Further, some customers are delaying their purchases owing to the current economic conditions. Going forward, competition from peers is also a potent headwind.
What the Zacks Model Unveils?
Our proven model does not conclusively show that Stratasys is likely to beat earnings this quarter as it does not possess the key components. A stock needs to have both a positive Earnings ESPand a Zacks Rank #1 (Strong Buy), 2 (Buy) or 3 (Hold) for this to happen.

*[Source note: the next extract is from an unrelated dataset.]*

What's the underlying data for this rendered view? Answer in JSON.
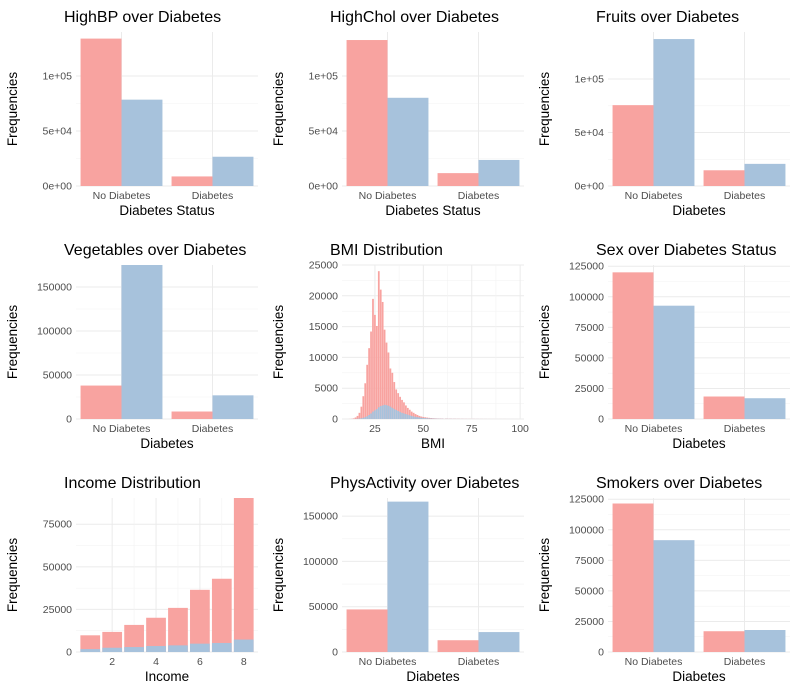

This is not the case here as you will see below:
Zacks ESP: Earnings ESP, which represents the difference between the Most Accurate estimate and the Zacks Consensus Estimate, is -5.26%. You can uncover the best stocks to buy or sell before they’re reported with our Earnings ESP Filter.
Zacks Rank: Stratasys’ Zacks Rank #3 when combined with a negative ESP makes surprise prediction difficult.
Note that we caution against stocks with a Zacks Rank #4 or 5 (Sell rated) going into the earnings announcement, especially when the company is seeing a negative estimate revisions momentum.
Stocks With Favorable Combination
Here are some companies you may want to consider as our model shows that these have the right combination of elements to post an earnings beat:
Meritor, Inc. (MTOR - Free Report) has an Earnings ESP of +4.26% and a Zacks Rank #1. You can see the complete list of today’s Zacks #1 Rank stocks here.
Cisco Systems, Inc. (CSCO - Free Report) has an Earnings ESP of +0.28% and a Zacks Rank #3.